À Reims, un procès emblématique pour meurtre et viol aggravés à caractère transphobe

Le procès de Jean-Paul Isaki s’est ouvert ce lundi 2 décembre 2024 devant les Assises de la Marne. Accusé du meurtre et du viol de Paula Migeon, femme transgenre âgée de 51 ans, en avril 2021 à Reims, il encourt la réclusion criminelle à perpétuité. Les charges retenues incluent également le vol, l’escroquerie et la destruction de biens par incendie.

Les faits : une soirée tragique

Le 7 avril 2021, les pompiers interviennent pour un incendie dans un appartement de l’avenue de Laon, à Reims. À l’intérieur, le corps de Paula est découvert, mutilé de 14 plaies profondes infligées à l’arme blanche, notamment au cou. L’autopsie confirmera que ces blessures ont causé sa mort. Avant de succomber, Paula avait également subi un viol.

Les enquêteurs établissent rapidement un lien avec Jean-Paul Isaki grâce à l’exploitation des données bancaires de la victime, utilisées pour des achats en ligne et des locations. Interpellé une semaine plus tard, il avoue les faits, évoquant une dispute, suivie d’une agression sexuelle, puis d’un meurtre prémédité avant d’incendier les lieux.

Une violence exacerbée par la haine transphobe

Les éléments de l’enquête montrent que Paula, connue sous ce prénom par ses proches, était active sur des sites de rencontres LGBT+ sous une identité féminine. Les procureurs retiennent la circonstance aggravante de haine liée à l’identité de genre, une qualification rare mais essentielle dans ce type d’affaire.

Jean-Paul Isaki avait déjà été mis en examen en 2019 pour tentative de meurtre à caractère transphobe. Malgré des faits similaires sur une escorte en 2017, il avait échappé à un jugement à cette époque. Ce contexte alourdit encore les charges qui pèsent sur lui et interroge sur les dysfonctionnements passés.

Une personnalité troublée au centre des débats

La première journée du procès a été marquée par une bataille judiciaire sur la capacité de Jean-Paul Isaki à être jugé. Son avocate, Me Jane Peissel, a évoqué des troubles graves, exacerbés par son incarcération : « Il parle aux murs, se nourrit à peine, il est en proie à des délires ». Selon elle, son client ne serait pas non plus en état de préparer efficacement sa défense.

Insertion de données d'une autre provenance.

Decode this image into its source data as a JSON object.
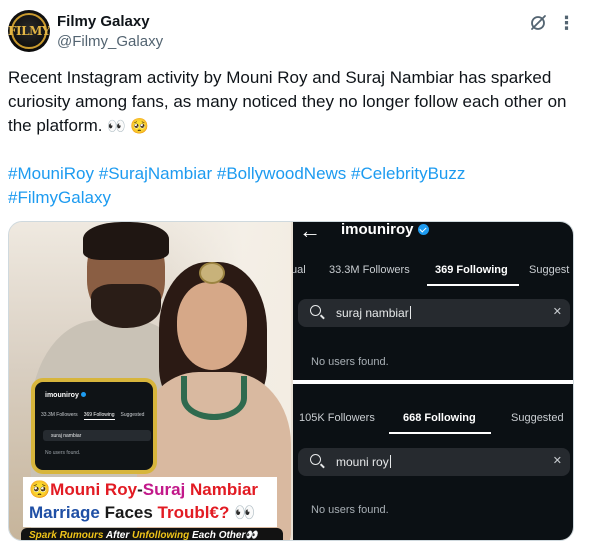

Cependant, la cour a rejeté la demande de renvoi, estimant que les troubles évoqués ne remettent pas en cause la tenue du procès.

Devant la cour, Jean-Paul Isaki a livré un témoignage déroutant. Il a décrit une enfance marquée par les traumatismes de la guerre au Congo et une adolescence chaotique. Évoquant des visions de « démons » et une emprise mystique, il a tenté de justifier ses actes par un état psychologique fragile.

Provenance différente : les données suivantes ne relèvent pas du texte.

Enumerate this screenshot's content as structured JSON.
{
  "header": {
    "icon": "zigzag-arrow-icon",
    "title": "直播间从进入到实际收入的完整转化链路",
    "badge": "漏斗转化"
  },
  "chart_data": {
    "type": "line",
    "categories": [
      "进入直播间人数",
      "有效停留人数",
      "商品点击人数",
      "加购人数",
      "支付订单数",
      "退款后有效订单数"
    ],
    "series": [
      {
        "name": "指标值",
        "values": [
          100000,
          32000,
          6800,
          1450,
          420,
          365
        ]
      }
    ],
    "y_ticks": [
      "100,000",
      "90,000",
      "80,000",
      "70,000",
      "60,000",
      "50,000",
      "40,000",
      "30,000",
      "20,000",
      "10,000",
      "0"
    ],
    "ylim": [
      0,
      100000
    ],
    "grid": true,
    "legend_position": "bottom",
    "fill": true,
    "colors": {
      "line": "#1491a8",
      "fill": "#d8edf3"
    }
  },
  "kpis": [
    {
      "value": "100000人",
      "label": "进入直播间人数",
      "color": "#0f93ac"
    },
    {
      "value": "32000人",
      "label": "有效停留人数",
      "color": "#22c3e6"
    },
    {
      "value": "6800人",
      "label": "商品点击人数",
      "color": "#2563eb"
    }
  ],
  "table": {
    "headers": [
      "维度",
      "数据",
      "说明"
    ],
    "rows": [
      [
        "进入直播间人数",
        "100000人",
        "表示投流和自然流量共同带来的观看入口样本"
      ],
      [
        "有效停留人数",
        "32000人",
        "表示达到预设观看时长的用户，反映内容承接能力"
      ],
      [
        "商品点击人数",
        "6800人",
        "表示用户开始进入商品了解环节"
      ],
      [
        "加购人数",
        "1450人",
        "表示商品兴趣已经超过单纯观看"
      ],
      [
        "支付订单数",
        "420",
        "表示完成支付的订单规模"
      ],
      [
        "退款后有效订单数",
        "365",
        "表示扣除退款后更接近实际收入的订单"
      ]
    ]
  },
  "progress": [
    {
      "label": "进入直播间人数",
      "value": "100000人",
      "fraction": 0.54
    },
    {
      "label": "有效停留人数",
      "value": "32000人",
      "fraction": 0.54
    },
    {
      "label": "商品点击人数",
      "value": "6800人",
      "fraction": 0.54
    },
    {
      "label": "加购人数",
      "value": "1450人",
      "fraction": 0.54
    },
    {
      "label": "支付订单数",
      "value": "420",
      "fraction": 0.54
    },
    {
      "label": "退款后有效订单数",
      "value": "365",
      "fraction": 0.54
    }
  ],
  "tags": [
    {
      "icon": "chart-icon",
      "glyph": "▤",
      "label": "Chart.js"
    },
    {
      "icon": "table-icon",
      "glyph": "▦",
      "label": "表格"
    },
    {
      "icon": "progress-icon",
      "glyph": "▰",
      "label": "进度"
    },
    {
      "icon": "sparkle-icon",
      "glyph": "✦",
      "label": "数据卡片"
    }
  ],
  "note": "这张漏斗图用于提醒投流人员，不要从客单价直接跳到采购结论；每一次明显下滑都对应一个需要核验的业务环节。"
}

Un procès symbolique sous tension

Le meurtre de Paula Migeon avait provoqué une onde de choc à Reims et au-delà. Des manifestations avaient réuni des associations LGBT+ et des citoyens dénonçant les violences transphobes et exigeant des mesures contre ces crimes.

« Ce procès est une étape cruciale pour reconnaître les souffrances infligées à Paula et, au-delà, pour protéger une communauté trop souvent ciblée par la haine », insiste Terrence Khatchadourian, secrétaire général de l’association STOP homophobie. Au-delà des responsabilités individuelles de l’accusé, ce procès met en lumière un phénomène global : la marginalisation et les violences subies par les personnes transgenres.

Les débats, qui se poursuivront toute la semaine, s’attacheront à établir la vérité sur les circonstances du crime et à explorer les zones d’ombre du dossier. Pour les proches de Paula, l’objectif est clair : obtenir justice et tourner la page d’un drame qui a bouleversé leur vie.